L'effort public, Mesdames et Messieurs, en faveur de la médiation hors murs, de l'éducation de rue, est insuffisant que ce soit au niveau cantonal ou au niveau municipal, même si certaines municipalités font des efforts, et, du reste, la Ville de Genève nous a montré l'exemple ces derniers mois. Nous devons donc passer à l'action en la matière et développer véritablement l'éducation de rue : cela correspond à un besoin important du moment.
Je vous annonce d'ores et déjà que le parti socialiste est en train de finaliser un projet de loi sur ce sujet. J'attends donc avec impatience le soutien unanime de ce parlement sur cette cause qui a l'air de tous nous rassembler dans ce rapport. J'espère que nous serons aussi unis dans l'action !
Mme Martine Brunschwig Graf. Bien entendu, nous attendons avec grand intérêt le projet de loi qui est annoncé.

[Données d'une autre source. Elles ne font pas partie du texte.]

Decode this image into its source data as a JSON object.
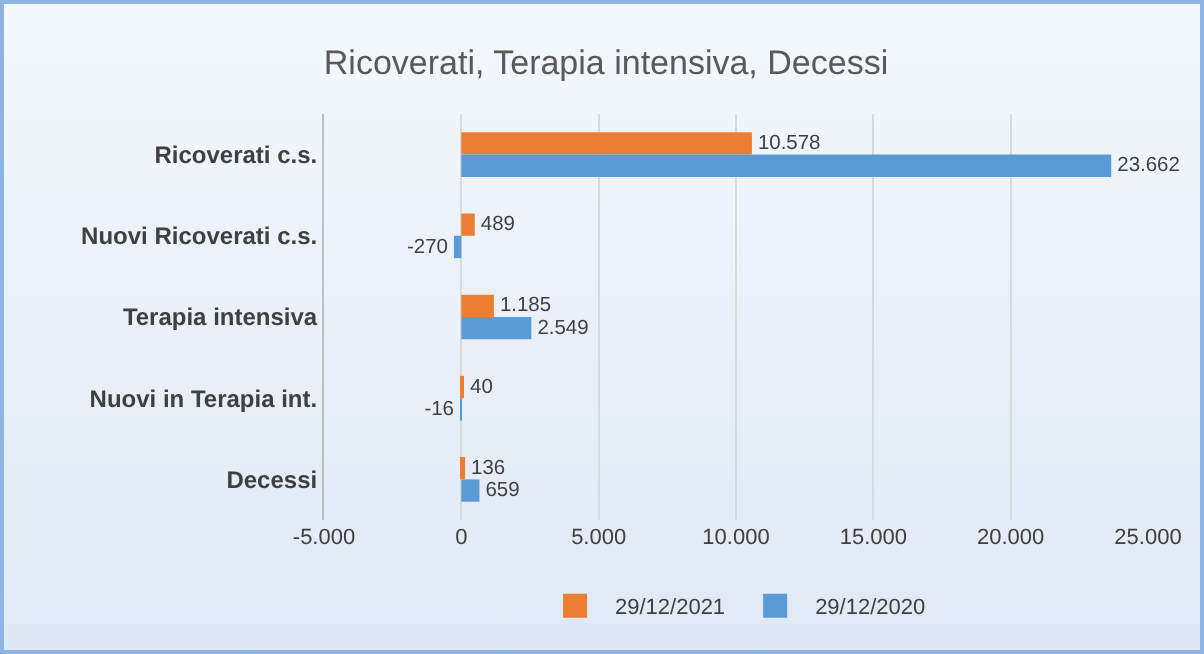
{
  "chart_data": {
    "type": "bar",
    "orientation": "horizontal",
    "title": "Ricoverati, Terapia intensiva, Decessi",
    "categories": [
      "Ricoverati c.s.",
      "Nuovi Ricoverati c.s.",
      "Terapia intensiva",
      "Nuovi in Terapia int.",
      "Decessi"
    ],
    "series": [
      {
        "name": "29/12/2021",
        "color": "#ed7d31",
        "values": [
          10578,
          489,
          1185,
          40,
          136
        ],
        "value_labels": [
          "10.578",
          "489",
          "1.185",
          "40",
          "136"
        ]
      },
      {
        "name": "29/12/2020",
        "color": "#5b9bd5",
        "values": [
          23662,
          -270,
          2549,
          -16,
          659
        ],
        "value_labels": [
          "23.662",
          "-270",
          "2.549",
          "-16",
          "659"
        ]
      }
    ],
    "xlim": [
      -5000,
      25000
    ],
    "xticks": [
      {
        "value": -5000,
        "label": "-5.000"
      },
      0,
      {
        "value": 5000,
        "label": "5.000"
      },
      {
        "value": 10000,
        "label": "10.000"
      },
      {
        "value": 15000,
        "label": "15.000"
      },
      {
        "value": 20000,
        "label": "20.000"
      },
      {
        "value": 25000,
        "label": "25.000"
      }
    ],
    "grid": "x",
    "legend": "bottom"
  }
}
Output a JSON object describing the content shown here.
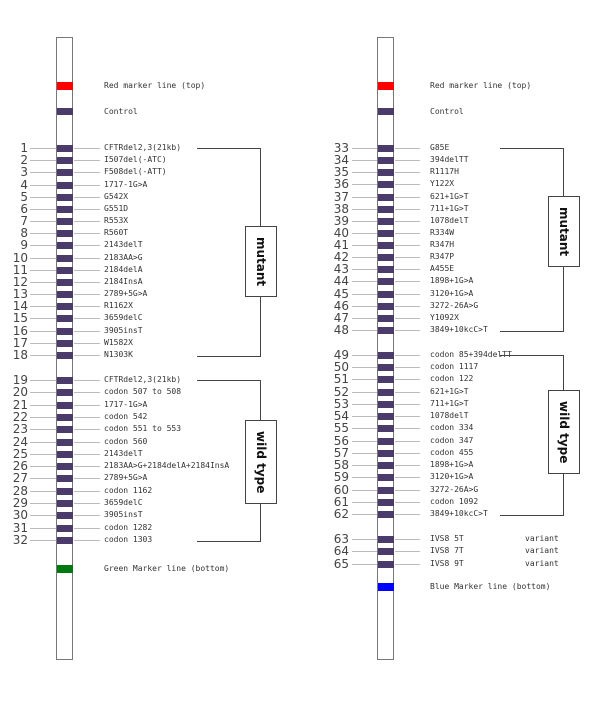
{
  "colors": {
    "band": "#4b3b6b",
    "red": "#ff0000",
    "green": "#007a10",
    "blue": "#0000ff"
  },
  "strips": [
    {
      "top_marker": "Red marker line (top)",
      "control": "Control",
      "bottom_marker": "Green Marker line (bottom)",
      "bottom_color": "green",
      "groups": [
        {
          "label": "mutant",
          "rows": [
            [
              1,
              "CFTRdel2,3(21kb)"
            ],
            [
              2,
              "I507del(-ATC)"
            ],
            [
              3,
              "F508del(-ATT)"
            ],
            [
              4,
              "1717-1G>A"
            ],
            [
              5,
              "G542X"
            ],
            [
              6,
              "G551D"
            ],
            [
              7,
              "R553X"
            ],
            [
              8,
              "R560T"
            ],
            [
              9,
              "2143delT"
            ],
            [
              10,
              "2183AA>G"
            ],
            [
              11,
              "2184delA"
            ],
            [
              12,
              "2184InsA"
            ],
            [
              13,
              "2789+5G>A"
            ],
            [
              14,
              "R1162X"
            ],
            [
              15,
              "3659delC"
            ],
            [
              16,
              "3905insT"
            ],
            [
              17,
              "W1582X"
            ],
            [
              18,
              "N1303K"
            ]
          ]
        },
        {
          "label": "wild type",
          "rows": [
            [
              19,
              "CFTRdel2,3(21kb)"
            ],
            [
              20,
              "codon 507 to 508"
            ],
            [
              21,
              "1717-1G>A"
            ],
            [
              22,
              "codon 542"
            ],
            [
              23,
              "codon 551 to 553"
            ],
            [
              24,
              "codon 560"
            ],
            [
              25,
              "2143delT"
            ],
            [
              26,
              "2183AA>G+2184delA+2184InsA"
            ],
            [
              27,
              "2789+5G>A"
            ],
            [
              28,
              "codon 1162"
            ],
            [
              29,
              "3659delC"
            ],
            [
              30,
              "3905insT"
            ],
            [
              31,
              "codon 1282"
            ],
            [
              32,
              "codon 1303"
            ]
          ]
        }
      ],
      "variants": []
    },
    {
      "top_marker": "Red marker line (top)",
      "control": "Control",
      "bottom_marker": "Blue Marker line (bottom)",
      "bottom_color": "blue",
      "groups": [
        {
          "label": "mutant",
          "rows": [
            [
              33,
              "G85E"
            ],
            [
              34,
              "394delTT"
            ],
            [
              35,
              "R1117H"
            ],
            [
              36,
              "Y122X"
            ],
            [
              37,
              "621+1G>T"
            ],
            [
              38,
              "711+1G>T"
            ],
            [
              39,
              "1078delT"
            ],
            [
              40,
              "R334W"
            ],
            [
              41,
              "R347H"
            ],
            [
              42,
              "R347P"
            ],
            [
              43,
              "A455E"
            ],
            [
              44,
              "1898+1G>A"
            ],
            [
              45,
              "3120+1G>A"
            ],
            [
              46,
              "3272-26A>G"
            ],
            [
              47,
              "Y1092X"
            ],
            [
              48,
              "3849+10kcC>T"
            ]
          ]
        },
        {
          "label": "wild type",
          "rows": [
            [
              49,
              "codon 85+394delTT"
            ],
            [
              50,
              "codon 1117"
            ],
            [
              51,
              "codon 122"
            ],
            [
              52,
              "621+1G>T"
            ],
            [
              53,
              "711+1G>T"
            ],
            [
              54,
              "1078delT"
            ],
            [
              55,
              "codon 334"
            ],
            [
              56,
              "codon 347"
            ],
            [
              57,
              "codon 455"
            ],
            [
              58,
              "1898+1G>A"
            ],
            [
              59,
              "3120+1G>A"
            ],
            [
              60,
              "3272-26A>G"
            ],
            [
              61,
              "codon 1092"
            ],
            [
              62,
              "3849+10kcC>T"
            ]
          ]
        }
      ],
      "variants": [
        [
          63,
          "IVS8 5T",
          "variant"
        ],
        [
          64,
          "IVS8 7T",
          "variant"
        ],
        [
          65,
          "IVS8 9T",
          "variant"
        ]
      ]
    }
  ]
}
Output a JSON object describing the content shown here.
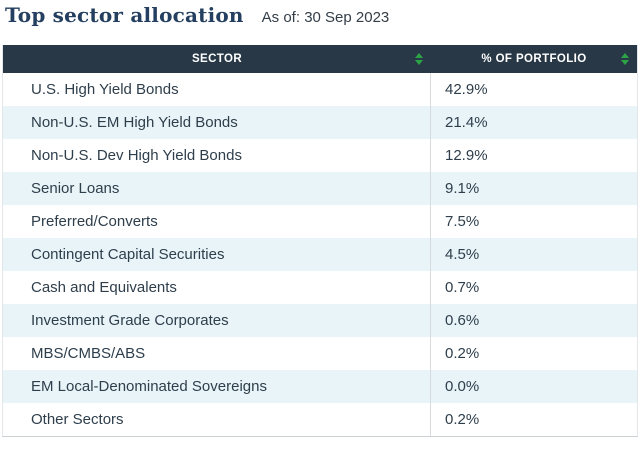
{
  "title": "Top sector allocation",
  "as_of": "As of: 30 Sep 2023",
  "colors": {
    "header_bg": "#283847",
    "alt_row_bg": "#e8f4f8",
    "body_text": "#2e3e4b",
    "title_text": "#243f5f",
    "sort_arrow_green": "#2ca445",
    "column_divider": "#d8dbdd",
    "bottom_border": "#ccd1d4"
  },
  "table": {
    "columns": [
      {
        "label": "SECTOR",
        "sortable": true
      },
      {
        "label": "% OF PORTFOLIO",
        "sortable": true
      }
    ],
    "rows": [
      {
        "sector": "U.S. High Yield Bonds",
        "pct": "42.9%"
      },
      {
        "sector": "Non-U.S. EM High Yield Bonds",
        "pct": "21.4%"
      },
      {
        "sector": "Non-U.S. Dev High Yield Bonds",
        "pct": "12.9%"
      },
      {
        "sector": "Senior Loans",
        "pct": "9.1%"
      },
      {
        "sector": "Preferred/Converts",
        "pct": "7.5%"
      },
      {
        "sector": "Contingent Capital Securities",
        "pct": "4.5%"
      },
      {
        "sector": "Cash and Equivalents",
        "pct": "0.7%"
      },
      {
        "sector": "Investment Grade Corporates",
        "pct": "0.6%"
      },
      {
        "sector": "MBS/CMBS/ABS",
        "pct": "0.2%"
      },
      {
        "sector": "EM Local-Denominated Sovereigns",
        "pct": "0.0%"
      },
      {
        "sector": "Other Sectors",
        "pct": "0.2%"
      }
    ]
  },
  "chart_data": {
    "type": "table",
    "title": "Top sector allocation",
    "subtitle": "As of: 30 Sep 2023",
    "columns": [
      "SECTOR",
      "% OF PORTFOLIO"
    ],
    "categories": [
      "U.S. High Yield Bonds",
      "Non-U.S. EM High Yield Bonds",
      "Non-U.S. Dev High Yield Bonds",
      "Senior Loans",
      "Preferred/Converts",
      "Contingent Capital Securities",
      "Cash and Equivalents",
      "Investment Grade Corporates",
      "MBS/CMBS/ABS",
      "EM Local-Denominated Sovereigns",
      "Other Sectors"
    ],
    "values": [
      42.9,
      21.4,
      12.9,
      9.1,
      7.5,
      4.5,
      0.7,
      0.6,
      0.2,
      0.0,
      0.2
    ],
    "unit": "% of portfolio"
  }
}
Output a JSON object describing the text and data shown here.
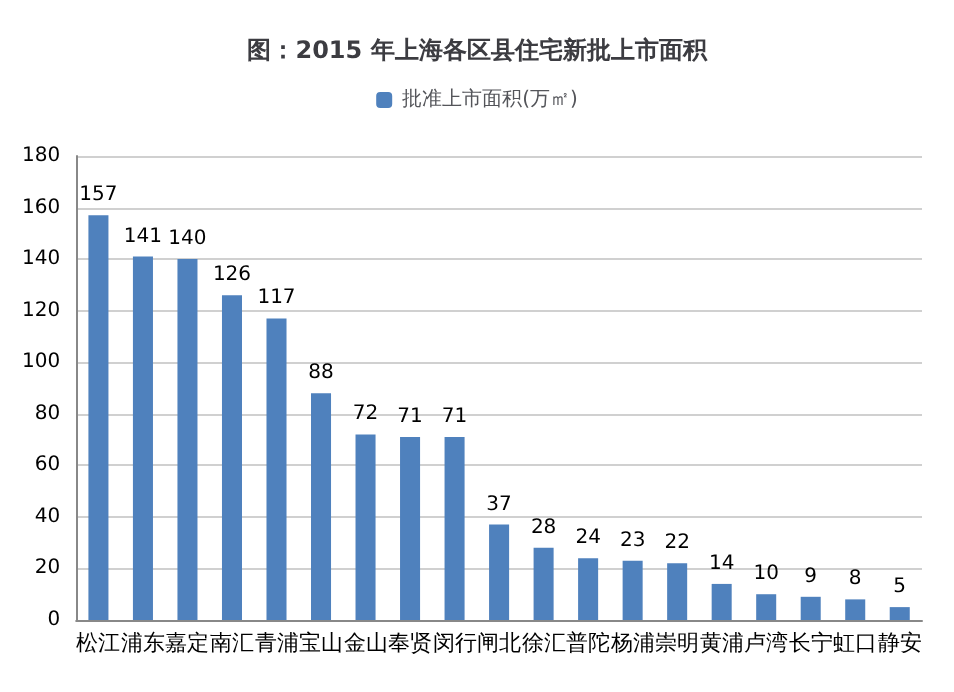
{
  "chart_data": {
    "type": "bar",
    "title": "图：2015 年上海各区县住宅新批上市面积",
    "categories": [
      "松江",
      "浦东",
      "嘉定",
      "南汇",
      "青浦",
      "宝山",
      "金山",
      "奉贤",
      "闵行",
      "闸北",
      "徐汇",
      "普陀",
      "杨浦",
      "崇明",
      "黄浦",
      "卢湾",
      "长宁",
      "虹口",
      "静安"
    ],
    "series": [
      {
        "name": "批准上市面积(万㎡)",
        "color": "#4f81bd",
        "values": [
          157,
          141,
          140,
          126,
          117,
          88,
          72,
          71,
          71,
          37,
          28,
          24,
          23,
          22,
          14,
          10,
          9,
          8,
          5
        ]
      }
    ],
    "ylim": [
      0,
      180
    ],
    "yticks": [
      0,
      20,
      40,
      60,
      80,
      100,
      120,
      140,
      160,
      180
    ],
    "grid": "y",
    "legend": "top",
    "data_labels": true
  }
}
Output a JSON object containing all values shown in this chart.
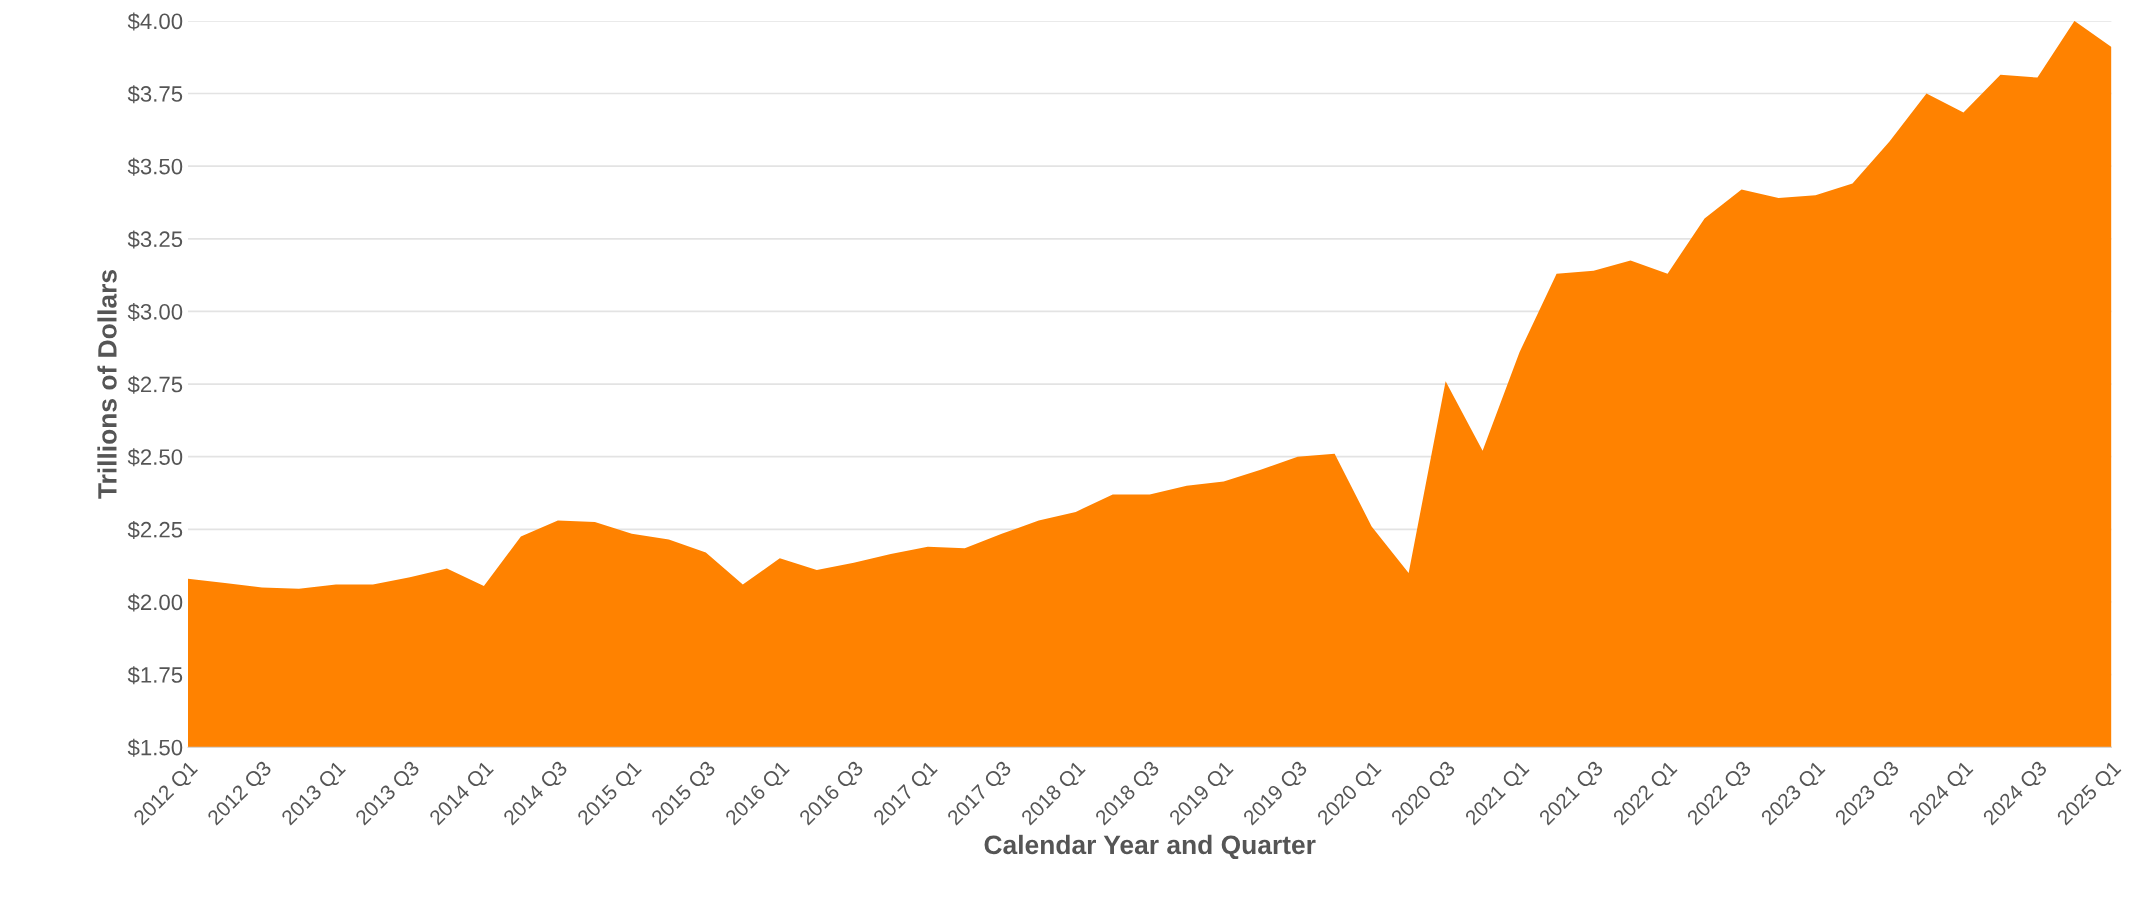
{
  "chart_data": {
    "type": "area",
    "xlabel": "Calendar Year and Quarter",
    "ylabel": "Trillions of Dollars",
    "categories": [
      "2012 Q1",
      null,
      "2012 Q3",
      null,
      "2013 Q1",
      null,
      "2013 Q3",
      null,
      "2014 Q1",
      null,
      "2014 Q3",
      null,
      "2015 Q1",
      null,
      "2015 Q3",
      null,
      "2016 Q1",
      null,
      "2016 Q3",
      null,
      "2017 Q1",
      null,
      "2017 Q3",
      null,
      "2018 Q1",
      null,
      "2018 Q3",
      null,
      "2019 Q1",
      null,
      "2019 Q3",
      null,
      "2020 Q1",
      null,
      "2020 Q3",
      null,
      "2021 Q1",
      null,
      "2021 Q3",
      null,
      "2022 Q1",
      null,
      "2022 Q3",
      null,
      "2023 Q1",
      null,
      "2023 Q3",
      null,
      "2024 Q1",
      null,
      "2024 Q3",
      null,
      "2025 Q1"
    ],
    "series": [
      {
        "color": "#ff8200",
        "values": [
          2.08,
          2.065,
          2.05,
          2.045,
          2.06,
          2.06,
          2.085,
          2.115,
          2.055,
          2.225,
          2.28,
          2.275,
          2.235,
          2.215,
          2.17,
          2.06,
          2.15,
          2.11,
          2.135,
          2.165,
          2.19,
          2.185,
          2.235,
          2.28,
          2.31,
          2.37,
          2.37,
          2.4,
          2.415,
          2.455,
          2.5,
          2.51,
          2.26,
          2.1,
          2.76,
          2.52,
          2.86,
          3.13,
          3.14,
          3.175,
          3.13,
          3.32,
          3.42,
          3.39,
          3.4,
          3.44,
          3.585,
          3.75,
          3.685,
          3.815,
          3.805,
          4.0,
          3.91
        ]
      }
    ],
    "ylim": [
      1.5,
      4.0
    ],
    "yticks": [
      {
        "value": 1.5,
        "label": "$1.50"
      },
      {
        "value": 1.75,
        "label": "$1.75"
      },
      {
        "value": 2.0,
        "label": "$2.00"
      },
      {
        "value": 2.25,
        "label": "$2.25"
      },
      {
        "value": 2.5,
        "label": "$2.50"
      },
      {
        "value": 2.75,
        "label": "$2.75"
      },
      {
        "value": 3.0,
        "label": "$3.00"
      },
      {
        "value": 3.25,
        "label": "$3.25"
      },
      {
        "value": 3.5,
        "label": "$3.50"
      },
      {
        "value": 3.75,
        "label": "$3.75"
      },
      {
        "value": 4.0,
        "label": "$4.00"
      }
    ],
    "grid": "y"
  }
}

J'aimerais toutefois dire au député Brunier que nous n'avons pas attendu le dépôt d'un projet de loi sur ce sujet pour en discuter, notamment avec la Fondation pour l'animation socioculturelle qui, si j'ai bonne mémoire, n'est pas présidée par un parti de gauche et qui prévoit le développement des éducateurs de rue en accord avec le département.
Il n'est donc pas nécessaire de déposer ce projet de loi : il vous suffira de soutenir le budget 2001 - ce qui a déjà été fait - et 2002 en ce qui concerne cette fondation !
Mises aux voix, les conclusions de la commission des pétitions (renvoi de la pétition au Conseil d'Etat) sont adoptées.